The government postponed announcing which firearms will be prohibited by assigning that task to the Canadian Firearms Advisory Committee (CFAC) which will be appointed by the Minister of Public Safety at a later date. The government admitted they plan to confiscate more guns from government-licensed firearm owners through an “order in council” (OIC).
The red flag measures are open to abuse.
Not only do the “red flag” provisions carry great potential for abuse, they are redundant and unnecessary. The government falsely claims that red flag provisions are needed to allow weapons to be seized from dangerous individuals in an emergency. The police already have the authority to act immediately with or without a warrant to seize firearms when there is a genuine concern about public safety. Section 117.04 of the current Canadian Criminal Code permits disarming anyone who poses “an imminent threat to themselves or others.” The police also have the power at present to seek a warrant to seize firearms. The current powers are sufficient and preferable.

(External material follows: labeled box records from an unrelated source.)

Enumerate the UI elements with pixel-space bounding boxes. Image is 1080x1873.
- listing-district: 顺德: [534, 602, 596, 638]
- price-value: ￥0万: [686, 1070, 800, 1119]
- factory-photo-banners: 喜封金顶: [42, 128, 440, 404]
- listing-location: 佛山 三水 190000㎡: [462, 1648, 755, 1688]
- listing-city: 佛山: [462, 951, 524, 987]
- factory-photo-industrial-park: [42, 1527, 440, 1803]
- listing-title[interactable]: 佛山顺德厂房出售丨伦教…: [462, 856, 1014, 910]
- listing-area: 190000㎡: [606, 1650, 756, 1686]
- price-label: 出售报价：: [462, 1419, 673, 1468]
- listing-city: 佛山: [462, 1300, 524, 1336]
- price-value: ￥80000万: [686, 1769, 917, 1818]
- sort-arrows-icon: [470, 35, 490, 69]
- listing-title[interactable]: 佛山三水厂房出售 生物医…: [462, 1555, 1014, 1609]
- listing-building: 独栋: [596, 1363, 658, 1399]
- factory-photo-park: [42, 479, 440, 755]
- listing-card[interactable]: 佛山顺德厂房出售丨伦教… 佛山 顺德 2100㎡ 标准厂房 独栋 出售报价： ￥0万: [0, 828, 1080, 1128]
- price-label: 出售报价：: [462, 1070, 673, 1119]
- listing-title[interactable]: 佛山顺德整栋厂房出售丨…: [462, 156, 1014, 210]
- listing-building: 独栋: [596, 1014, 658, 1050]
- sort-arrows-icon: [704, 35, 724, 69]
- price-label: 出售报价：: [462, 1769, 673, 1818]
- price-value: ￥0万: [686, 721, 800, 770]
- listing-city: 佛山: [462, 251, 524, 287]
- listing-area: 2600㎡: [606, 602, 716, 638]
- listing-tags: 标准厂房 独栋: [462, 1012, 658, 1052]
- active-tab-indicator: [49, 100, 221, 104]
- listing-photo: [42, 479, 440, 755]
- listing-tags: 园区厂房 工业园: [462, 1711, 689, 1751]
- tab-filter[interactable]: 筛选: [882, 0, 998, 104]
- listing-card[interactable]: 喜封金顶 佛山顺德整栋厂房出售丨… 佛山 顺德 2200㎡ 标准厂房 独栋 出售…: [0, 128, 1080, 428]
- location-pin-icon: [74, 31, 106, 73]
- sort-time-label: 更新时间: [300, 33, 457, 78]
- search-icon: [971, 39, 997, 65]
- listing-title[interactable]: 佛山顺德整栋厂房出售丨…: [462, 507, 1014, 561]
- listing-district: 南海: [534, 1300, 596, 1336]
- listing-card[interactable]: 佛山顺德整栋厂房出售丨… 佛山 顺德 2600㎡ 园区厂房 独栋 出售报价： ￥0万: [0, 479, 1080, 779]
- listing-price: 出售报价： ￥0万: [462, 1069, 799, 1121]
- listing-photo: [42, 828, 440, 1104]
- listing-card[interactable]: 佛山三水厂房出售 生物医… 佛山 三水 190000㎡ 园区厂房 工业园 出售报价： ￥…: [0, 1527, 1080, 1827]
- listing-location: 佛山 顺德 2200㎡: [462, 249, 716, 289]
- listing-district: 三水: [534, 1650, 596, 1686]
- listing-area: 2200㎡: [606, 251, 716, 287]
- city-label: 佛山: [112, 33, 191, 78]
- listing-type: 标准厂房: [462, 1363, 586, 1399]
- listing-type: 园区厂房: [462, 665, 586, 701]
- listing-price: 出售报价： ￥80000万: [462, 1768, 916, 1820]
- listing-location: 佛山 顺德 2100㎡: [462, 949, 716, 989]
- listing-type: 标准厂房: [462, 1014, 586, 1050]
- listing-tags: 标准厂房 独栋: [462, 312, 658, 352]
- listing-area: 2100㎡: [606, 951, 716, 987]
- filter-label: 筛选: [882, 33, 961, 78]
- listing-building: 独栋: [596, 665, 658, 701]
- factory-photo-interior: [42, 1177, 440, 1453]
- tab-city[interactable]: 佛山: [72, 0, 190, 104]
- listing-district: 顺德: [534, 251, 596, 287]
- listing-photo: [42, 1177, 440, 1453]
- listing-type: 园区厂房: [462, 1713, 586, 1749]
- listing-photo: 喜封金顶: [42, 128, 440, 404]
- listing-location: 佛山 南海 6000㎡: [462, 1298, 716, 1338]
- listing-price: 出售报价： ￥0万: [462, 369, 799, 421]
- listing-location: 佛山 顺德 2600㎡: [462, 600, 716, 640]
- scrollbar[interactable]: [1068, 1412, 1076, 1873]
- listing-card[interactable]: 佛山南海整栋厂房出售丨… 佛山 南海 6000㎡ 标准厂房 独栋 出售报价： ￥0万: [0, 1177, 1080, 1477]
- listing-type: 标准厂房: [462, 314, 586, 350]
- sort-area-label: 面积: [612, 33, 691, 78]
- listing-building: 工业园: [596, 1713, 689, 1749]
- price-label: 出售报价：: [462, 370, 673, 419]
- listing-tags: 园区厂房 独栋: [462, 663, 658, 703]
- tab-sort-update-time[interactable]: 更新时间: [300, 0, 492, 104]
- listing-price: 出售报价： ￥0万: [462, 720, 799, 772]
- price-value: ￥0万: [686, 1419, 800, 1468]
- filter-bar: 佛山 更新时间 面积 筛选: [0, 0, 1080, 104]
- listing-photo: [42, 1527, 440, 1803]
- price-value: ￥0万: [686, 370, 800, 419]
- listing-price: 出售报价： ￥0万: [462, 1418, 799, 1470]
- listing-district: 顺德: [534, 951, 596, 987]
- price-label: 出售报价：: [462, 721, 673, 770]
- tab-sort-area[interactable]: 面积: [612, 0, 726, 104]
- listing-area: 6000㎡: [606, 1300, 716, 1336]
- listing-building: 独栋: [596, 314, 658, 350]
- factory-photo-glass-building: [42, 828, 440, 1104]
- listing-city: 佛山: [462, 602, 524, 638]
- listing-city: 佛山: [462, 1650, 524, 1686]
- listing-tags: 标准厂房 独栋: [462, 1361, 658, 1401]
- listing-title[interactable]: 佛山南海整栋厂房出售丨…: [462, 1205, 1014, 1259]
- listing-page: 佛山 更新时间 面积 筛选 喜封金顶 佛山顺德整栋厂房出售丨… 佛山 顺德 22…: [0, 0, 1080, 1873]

Moreover, red flag provisions open the door to abuse. On the basis of accusations alone, the red flag legislation allows firearms to be confiscated from anyone who “may pose a danger to themselves or others.” As written, Canadians subject to the seizure will not have the opportunity to protest or appeal. Thus, false accusations may be easily made and no opportunity is provided for an individual to refute the claims.
Bill C-21 violates our Charter Rights
The new red flag measures proposed by Bill C-21 are not supported by any Canadian women’s organization. These provisions require complainants to make an application to a court for an order to remove a firearm. Since the court system is already under resourced and backlogged, this means that the red flag provisions would be ineffective in an emergency, as there would be a considerable delay in appearing before a judge to get a prohibition order.

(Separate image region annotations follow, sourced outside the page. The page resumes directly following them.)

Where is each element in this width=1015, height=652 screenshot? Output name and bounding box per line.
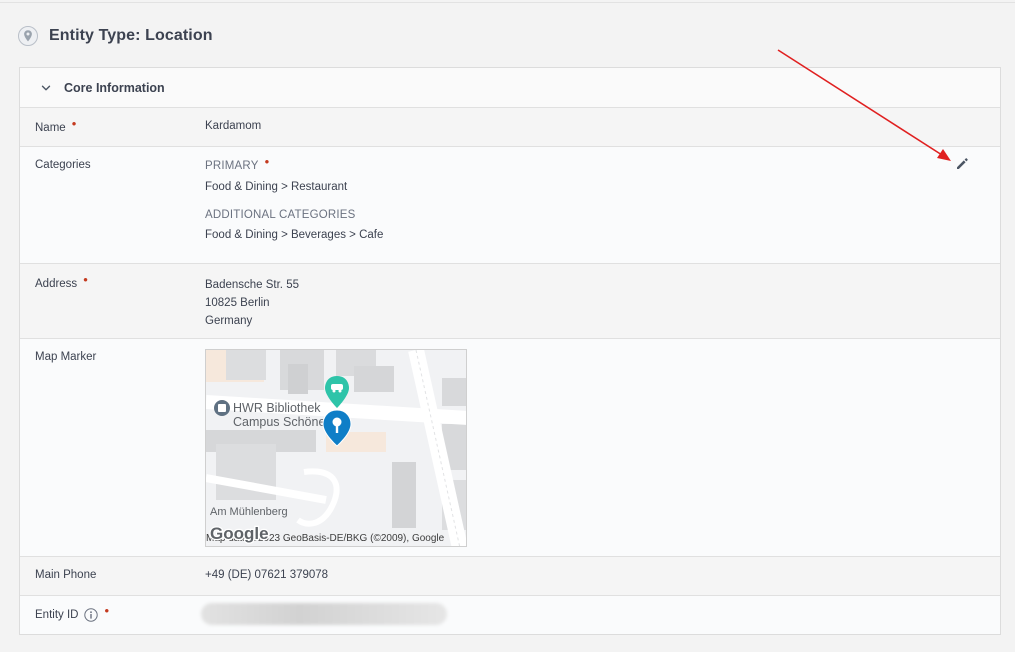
required-marker: • [264, 154, 270, 169]
field-row-main-phone[interactable]: Main Phone +49 (DE) 07621 379078 [20, 557, 1000, 596]
address-value: Badensche Str. 55 10825 Berlin Germany [205, 276, 299, 330]
top-divider [0, 2, 1015, 3]
field-row-categories[interactable]: Categories PRIMARY • Food & Dining > Res… [20, 147, 1000, 264]
location-pin-icon [18, 26, 38, 46]
entity-id-label: Entity ID [35, 608, 79, 621]
address-line-2: 10825 Berlin [205, 297, 270, 309]
field-label-categories: Categories [35, 159, 91, 171]
field-label-name: Name • [35, 116, 76, 135]
main-phone-value: +49 (DE) 07621 379078 [205, 569, 329, 581]
google-logo: Google [210, 524, 269, 543]
field-row-map-marker[interactable]: Map Marker Am Mühlenberg HWR Bibliothek … [20, 339, 1000, 557]
section-title: Core Information [64, 80, 165, 95]
section-header-core-information[interactable]: Core Information [20, 68, 1000, 108]
chevron-down-icon[interactable] [40, 82, 52, 94]
book-poi-icon [214, 400, 230, 416]
name-value: Kardamom [205, 120, 262, 132]
field-label-address: Address • [35, 272, 88, 291]
field-label-map-marker: Map Marker [35, 351, 96, 363]
map-view[interactable]: Am Mühlenberg HWR Bibliothek Campus Schö… [205, 349, 467, 547]
required-marker: • [71, 116, 77, 131]
core-information-card: Core Information Name • Kardamom Categor… [19, 67, 1001, 635]
page-header: Entity Type: Location [18, 24, 213, 48]
page-title: Entity Type: Location [49, 27, 213, 44]
categories-label: Categories [35, 159, 91, 171]
pencil-icon[interactable] [954, 156, 970, 172]
address-line-3: Germany [205, 315, 253, 327]
additional-category-value: Food & Dining > Beverages > Cafe [205, 229, 384, 241]
info-icon[interactable] [84, 607, 99, 622]
additional-categories-label: ADDITIONAL CATEGORIES [205, 209, 356, 221]
primary-category-value: Food & Dining > Restaurant [205, 181, 348, 193]
redacted-entity-id [201, 603, 447, 625]
required-marker: • [104, 603, 110, 618]
poi-label-line-1: HWR Bibliothek [233, 401, 321, 415]
required-marker: • [83, 272, 88, 287]
primary-category-label: PRIMARY [205, 159, 259, 172]
field-row-address[interactable]: Address • Badensche Str. 55 10825 Berlin… [20, 264, 1000, 339]
map-marker-label: Map Marker [35, 351, 97, 363]
field-label-entity-id: Entity ID • [35, 603, 109, 622]
address-label: Address [35, 277, 78, 290]
main-phone-label: Main Phone [35, 569, 97, 581]
street-label: Am Mühlenberg [210, 506, 288, 518]
field-row-name[interactable]: Name • Kardamom [20, 108, 1000, 147]
address-line-1: Badensche Str. 55 [205, 279, 299, 291]
field-label-main-phone: Main Phone [35, 569, 96, 581]
categories-value: PRIMARY • Food & Dining > Restaurant ADD… [205, 154, 384, 241]
name-label: Name [35, 121, 66, 134]
field-row-entity-id[interactable]: Entity ID • [20, 596, 1000, 634]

New language lowers the bar for confiscating firearms from legal owners. The proposed red flag measures allow firearms to be confiscated from anyone who “may pose a danger to themselves or others” rather than the present standard, which is anyone who poses “an imminent threat to themselves or others.”
Divorces can result in bitter battles. Nasty criminal charges can come from claims made by angry spouses. Even if eventually exonerated, the legal process is the punishment. The proposed “Red Flag” provisions of Bill C-21 will only make the current situation worse. If Bill C-21 becomes law, an irate spouse could falsely claim a defendant “may pose a danger to themselves or others” before a court. Not only could that result in the confiscation of the defendant’s firearms, but, under Bill C-21, the firearms owner is denied an opportunity to defend himself in court and can even be denied learning who his accuser is. Even worse, the proposed legislation does not provide a way to appeal a confiscation afterwards.